The plot and characters, which aren't the strongest feature of the games, failed to impress me here. We follow the children of the original characters from the first two games: Matthew (son of Issac), Tyrell (son of Garet), and Karis (daughter of Ivan), among others that join you later on. Yet the game doesn't thurst our protagonists into the main threat of the game until at least halfway into the story. The reason why Matthew and co. leave on their adventure? To collect an item which at best serves as a tangent to the eventual threat of the world. Furthermore to get this item you need to go on various quests and take more tangents. At worst this seems like deliberate padding while the designers tried to think of a decent world-destroying problem for this generation of heroes. The ending isn't remarkable and left questions unanswered, though this is more likely because they put in a sequel hook.

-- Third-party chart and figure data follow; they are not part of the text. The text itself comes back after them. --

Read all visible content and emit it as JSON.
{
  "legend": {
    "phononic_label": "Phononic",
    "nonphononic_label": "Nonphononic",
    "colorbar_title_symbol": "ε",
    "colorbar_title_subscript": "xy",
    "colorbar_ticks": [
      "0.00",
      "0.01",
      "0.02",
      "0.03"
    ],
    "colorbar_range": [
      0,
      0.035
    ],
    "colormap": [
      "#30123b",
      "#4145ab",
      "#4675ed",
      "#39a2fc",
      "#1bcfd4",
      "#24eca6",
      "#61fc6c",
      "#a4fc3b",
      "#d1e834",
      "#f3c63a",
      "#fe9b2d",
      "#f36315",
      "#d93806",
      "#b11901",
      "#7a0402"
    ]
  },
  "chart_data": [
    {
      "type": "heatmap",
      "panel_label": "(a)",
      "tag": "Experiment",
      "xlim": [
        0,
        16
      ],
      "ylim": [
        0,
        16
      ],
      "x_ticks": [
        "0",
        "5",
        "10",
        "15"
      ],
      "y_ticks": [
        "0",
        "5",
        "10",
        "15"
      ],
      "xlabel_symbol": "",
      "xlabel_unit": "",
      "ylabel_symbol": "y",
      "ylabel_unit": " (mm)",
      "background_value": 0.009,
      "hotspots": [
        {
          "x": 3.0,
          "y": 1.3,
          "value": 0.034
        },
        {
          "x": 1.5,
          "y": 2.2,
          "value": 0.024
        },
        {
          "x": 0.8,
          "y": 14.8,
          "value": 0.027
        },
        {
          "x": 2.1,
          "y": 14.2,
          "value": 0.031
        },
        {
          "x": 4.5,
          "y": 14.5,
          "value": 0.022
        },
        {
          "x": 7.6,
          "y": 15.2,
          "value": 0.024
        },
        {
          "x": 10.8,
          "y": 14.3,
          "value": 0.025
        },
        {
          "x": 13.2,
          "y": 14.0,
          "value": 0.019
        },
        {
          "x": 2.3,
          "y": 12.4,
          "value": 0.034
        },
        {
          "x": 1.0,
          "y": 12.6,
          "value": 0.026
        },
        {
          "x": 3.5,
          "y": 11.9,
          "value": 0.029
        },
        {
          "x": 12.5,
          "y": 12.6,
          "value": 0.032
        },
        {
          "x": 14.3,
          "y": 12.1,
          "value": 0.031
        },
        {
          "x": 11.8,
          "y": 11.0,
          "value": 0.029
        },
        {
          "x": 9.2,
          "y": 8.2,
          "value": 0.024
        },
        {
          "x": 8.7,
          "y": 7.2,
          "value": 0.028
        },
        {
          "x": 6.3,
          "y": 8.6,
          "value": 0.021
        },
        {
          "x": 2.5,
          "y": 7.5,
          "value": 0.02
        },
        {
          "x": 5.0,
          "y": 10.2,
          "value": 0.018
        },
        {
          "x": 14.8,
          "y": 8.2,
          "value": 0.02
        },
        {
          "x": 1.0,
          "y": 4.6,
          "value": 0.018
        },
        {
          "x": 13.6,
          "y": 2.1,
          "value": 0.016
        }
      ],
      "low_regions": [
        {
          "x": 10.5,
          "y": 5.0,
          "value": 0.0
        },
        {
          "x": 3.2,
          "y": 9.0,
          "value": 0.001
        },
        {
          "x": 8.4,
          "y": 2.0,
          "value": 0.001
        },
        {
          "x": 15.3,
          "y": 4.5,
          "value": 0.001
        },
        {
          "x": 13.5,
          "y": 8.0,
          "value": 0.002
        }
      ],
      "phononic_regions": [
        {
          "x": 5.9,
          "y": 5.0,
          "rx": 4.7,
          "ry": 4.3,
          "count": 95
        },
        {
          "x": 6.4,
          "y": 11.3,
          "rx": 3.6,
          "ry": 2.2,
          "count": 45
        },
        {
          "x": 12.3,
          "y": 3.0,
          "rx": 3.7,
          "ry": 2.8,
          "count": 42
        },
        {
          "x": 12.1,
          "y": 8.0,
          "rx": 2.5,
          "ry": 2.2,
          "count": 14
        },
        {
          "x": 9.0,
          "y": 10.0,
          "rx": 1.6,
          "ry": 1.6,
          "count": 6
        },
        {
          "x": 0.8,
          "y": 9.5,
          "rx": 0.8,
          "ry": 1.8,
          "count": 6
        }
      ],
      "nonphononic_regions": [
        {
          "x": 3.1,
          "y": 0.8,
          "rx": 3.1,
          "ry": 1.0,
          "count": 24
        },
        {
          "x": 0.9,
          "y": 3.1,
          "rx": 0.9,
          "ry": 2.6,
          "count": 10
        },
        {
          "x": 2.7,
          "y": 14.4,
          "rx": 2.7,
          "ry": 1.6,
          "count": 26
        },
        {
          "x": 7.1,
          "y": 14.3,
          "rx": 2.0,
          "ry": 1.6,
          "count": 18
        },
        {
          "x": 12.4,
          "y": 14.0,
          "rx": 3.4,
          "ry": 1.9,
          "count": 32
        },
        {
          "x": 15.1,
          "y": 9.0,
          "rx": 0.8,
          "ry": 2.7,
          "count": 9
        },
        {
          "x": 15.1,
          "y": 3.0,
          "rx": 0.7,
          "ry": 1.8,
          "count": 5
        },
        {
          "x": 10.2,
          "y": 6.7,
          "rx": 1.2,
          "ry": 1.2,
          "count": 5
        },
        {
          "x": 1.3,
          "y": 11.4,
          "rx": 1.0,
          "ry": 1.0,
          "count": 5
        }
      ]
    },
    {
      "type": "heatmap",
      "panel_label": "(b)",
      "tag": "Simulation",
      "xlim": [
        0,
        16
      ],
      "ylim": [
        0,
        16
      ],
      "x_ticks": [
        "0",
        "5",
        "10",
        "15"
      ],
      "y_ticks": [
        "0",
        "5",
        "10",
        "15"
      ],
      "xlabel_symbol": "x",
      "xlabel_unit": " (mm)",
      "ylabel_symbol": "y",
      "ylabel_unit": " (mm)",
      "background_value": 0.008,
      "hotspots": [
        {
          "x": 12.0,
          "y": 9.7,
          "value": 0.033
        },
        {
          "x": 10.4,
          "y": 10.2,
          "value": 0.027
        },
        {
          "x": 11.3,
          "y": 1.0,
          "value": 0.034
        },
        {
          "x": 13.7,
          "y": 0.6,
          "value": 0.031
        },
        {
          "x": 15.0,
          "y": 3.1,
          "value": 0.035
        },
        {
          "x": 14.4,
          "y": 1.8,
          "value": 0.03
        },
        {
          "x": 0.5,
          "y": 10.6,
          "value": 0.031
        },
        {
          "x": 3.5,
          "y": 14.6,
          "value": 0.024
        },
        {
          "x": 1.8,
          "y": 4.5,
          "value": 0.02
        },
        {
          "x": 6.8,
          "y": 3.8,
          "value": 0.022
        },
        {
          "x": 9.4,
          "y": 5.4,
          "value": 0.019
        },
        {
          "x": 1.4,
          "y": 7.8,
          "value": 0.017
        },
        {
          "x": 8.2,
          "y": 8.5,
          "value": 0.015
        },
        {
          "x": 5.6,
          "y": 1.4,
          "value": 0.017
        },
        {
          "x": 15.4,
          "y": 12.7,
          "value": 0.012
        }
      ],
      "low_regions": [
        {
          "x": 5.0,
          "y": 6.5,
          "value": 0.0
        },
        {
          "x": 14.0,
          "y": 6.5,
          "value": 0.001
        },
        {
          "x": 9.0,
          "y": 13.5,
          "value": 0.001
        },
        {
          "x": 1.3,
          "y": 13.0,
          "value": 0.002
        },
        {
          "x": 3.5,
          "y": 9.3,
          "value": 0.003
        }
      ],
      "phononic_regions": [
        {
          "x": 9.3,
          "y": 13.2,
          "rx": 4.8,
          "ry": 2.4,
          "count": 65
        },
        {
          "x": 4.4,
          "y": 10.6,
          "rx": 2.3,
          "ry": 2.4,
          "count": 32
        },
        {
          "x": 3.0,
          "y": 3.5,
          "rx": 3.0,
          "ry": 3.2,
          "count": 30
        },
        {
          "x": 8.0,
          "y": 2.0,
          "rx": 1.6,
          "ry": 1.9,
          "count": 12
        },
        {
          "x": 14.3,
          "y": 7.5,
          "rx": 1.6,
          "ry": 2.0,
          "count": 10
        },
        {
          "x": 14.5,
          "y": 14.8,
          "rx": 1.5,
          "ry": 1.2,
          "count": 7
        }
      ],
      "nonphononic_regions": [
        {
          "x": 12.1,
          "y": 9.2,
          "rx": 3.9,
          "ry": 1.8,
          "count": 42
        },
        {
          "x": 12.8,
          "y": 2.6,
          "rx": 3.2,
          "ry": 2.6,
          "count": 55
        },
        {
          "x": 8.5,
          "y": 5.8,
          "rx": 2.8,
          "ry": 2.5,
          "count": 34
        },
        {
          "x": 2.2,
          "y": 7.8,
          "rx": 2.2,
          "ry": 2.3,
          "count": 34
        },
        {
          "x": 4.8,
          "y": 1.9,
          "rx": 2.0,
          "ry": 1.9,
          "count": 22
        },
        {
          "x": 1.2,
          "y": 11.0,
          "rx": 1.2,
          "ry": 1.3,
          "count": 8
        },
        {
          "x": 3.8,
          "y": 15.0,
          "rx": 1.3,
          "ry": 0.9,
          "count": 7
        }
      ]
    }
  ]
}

The characters suffer the same problems as the GBA prequels in that they are incredibly lacking in personality. Matthew is mute with his only personality being the input actions (more on that later). Likewise, Tyrell serves as comic relief and the slightly dopey member of the team, which makes him slightly more interesting than the others if not being annoying sometimes. The others unfortunately fall into the same flatness, either being boring or having interesting backgrounds which are all but ignored in favour of getting the main story going. It's not helped either that Matthew and Tyrell's designs make them so similar to their parents in the original games they might as well have been cloned. There are camoes from some characters from the previous games but at least the focus isn't always on them since this is a separate adventure of course.
I think so much more could've been done in enriching the story's depth, but I suppose they have little to work with considering it revolving around the issue of alchemy (which has been solved more or less). Nevertheless I still got 30 hours out of the gameplay and it kept me interested at least through the puzzles. It's a good RPG, but not a fantastic one.